- Born: 1947 (age 78–79) Ramallah, Mandatory Palestine
- Known for: Former wife of King Fahd

= Janan Harb =

Widow of King Fahd (born 1947)

Janan George Harb (جنان حرب; born 1947) is a former wife of King Fahd of Saudi Arabia.

==Biography==
Janan Harb was born in Ramallah, Mandatory Palestine, in 1947 to a Christian Arab family. She met Prince Fahd at a party in Jeddah in December 1967. They married in a secret ceremony in Jeddah in March 1968, and she had converted to Islam just before the marriage. They lived in Jeddah and London during their marriage.
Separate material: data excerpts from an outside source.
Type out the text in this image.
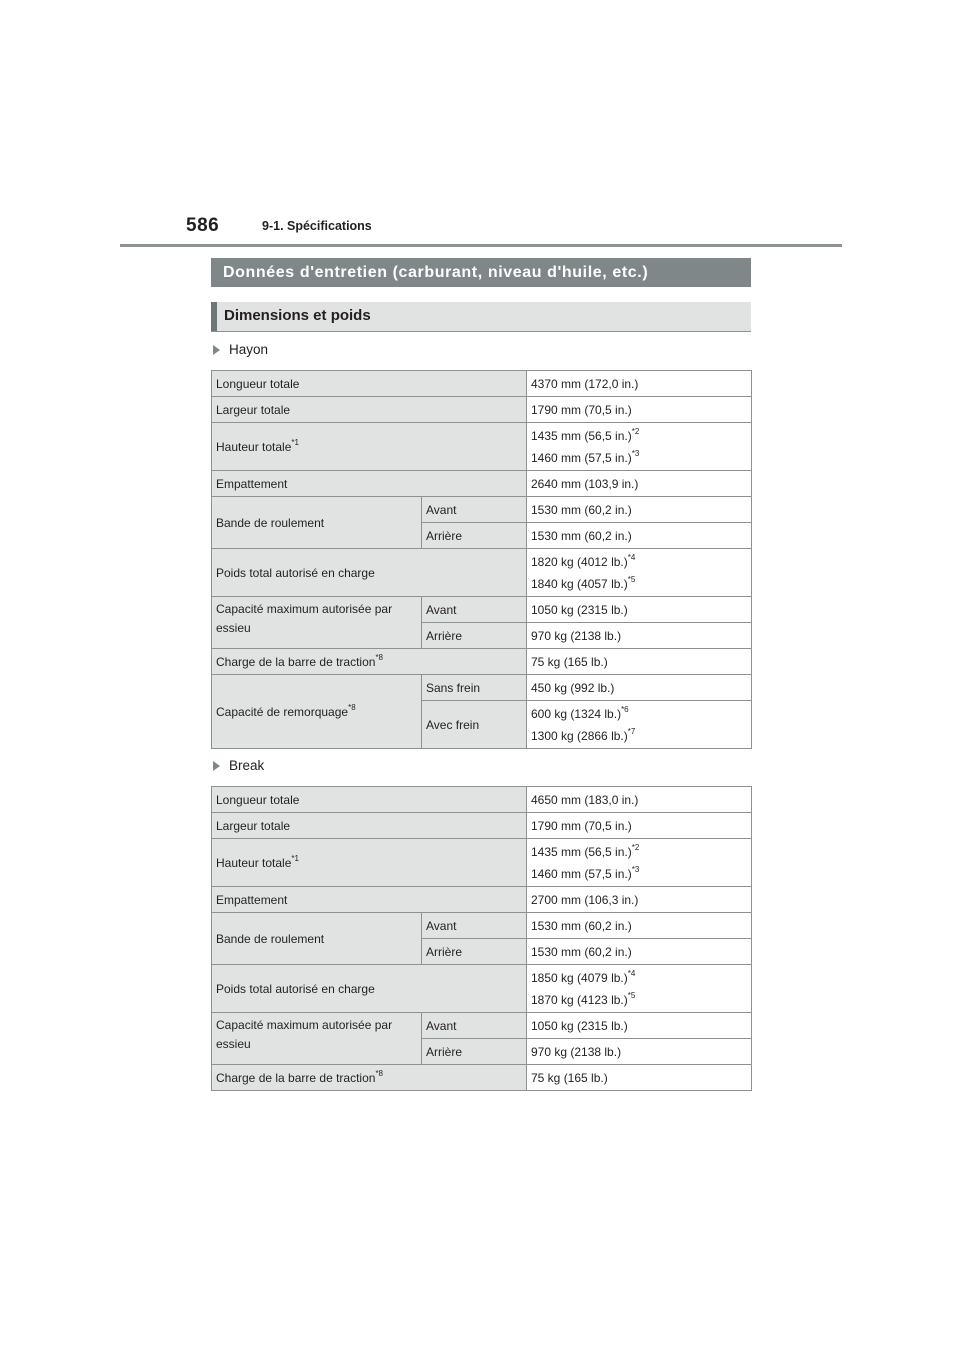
586	9-1. Spécifications
Données d'entretien (carburant, niveau d'huile, etc.)
Dimensions et poids
Hayon
Longueur totale		4370 mm (172,0 in.)
Largeur totale		1790 mm (70,5 in.)
Hauteur totale$^{*1}$		1435 mm (56,5 in.)$^{*2}$
1460 mm (57,5 in.)$^{*3}$

Empattement		2640 mm (103,9 in.)
Bande de roulement	Avant	1530 mm (60,2 in.)
	Arrière	1530 mm (60,2 in.)
Poids total autorisé en charge		1820 kg (4012 lb.)$^{*4}$
1840 kg (4057 lb.)$^{*5}$

Capacité maximum autorisée par
essieu	Avant	1050 kg (2315 lb.)
	Arrière	970 kg (2138 lb.)
Charge de la barre de traction$^{*8}$		75 kg (165 lb.)
Capacité de remorquage$^{*8}$	Sans frein	450 kg (992 lb.)
	Avec frein	600 kg (1324 lb.)$^{*6}$
1300 kg (2866 lb.)$^{*7}$
Break
Longueur totale		4650 mm (183,0 in.)
Largeur totale		1790 mm (70,5 in.)
Hauteur totale$^{*1}$		1435 mm (56,5 in.)$^{*2}$
1460 mm (57,5 in.)$^{*3}$

Empattement		2700 mm (106,3 in.)
Bande de roulement	Avant	1530 mm (60,2 in.)
	Arrière	1530 mm (60,2 in.)
Poids total autorisé en charge		1850 kg (4079 lb.)$^{*4}$
1870 kg (4123 lb.)$^{*5}$

Capacité maximum autorisée par
essieu	Avant	1050 kg (2315 lb.)
	Arrière	970 kg (2138 lb.)
Charge de la barre de traction$^{*8}$		75 kg (165 lb.)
She introduced some of her friends to Prince Fahd who was the interior minister during that period to enable them to get jobs or visas.

She says that she was forced by senior royals including then Prince Salman and Prince Turki, full brothers of Prince Fahd, to leave Saudi Arabia in 1970. They thought that she was responsible for the addiction of Prince Fahd to methadone which he had begun to use following chronic stomach pains in 1969. She rejects any role in the addiction of her ex-husband. Harb left Saudi Arabia and first went to Beirut and to the US. In 1974 she married a Lebanese lawyer with whom she has two daughters.

To the embarrassment to the Saudi royal family, she launched a £400m maintenance claim against King Fahd in 2004, a year before Fahd's death. In 2016 she lost the case.

==Book==
Janan Harb published a book entitled The Saudi King and I in which her relationship with Fahd is detailed. The story has been sold for making a film which is provisionally titled The Sins of King Fahd, and a three-minute teaser of the film was posted to YouTube.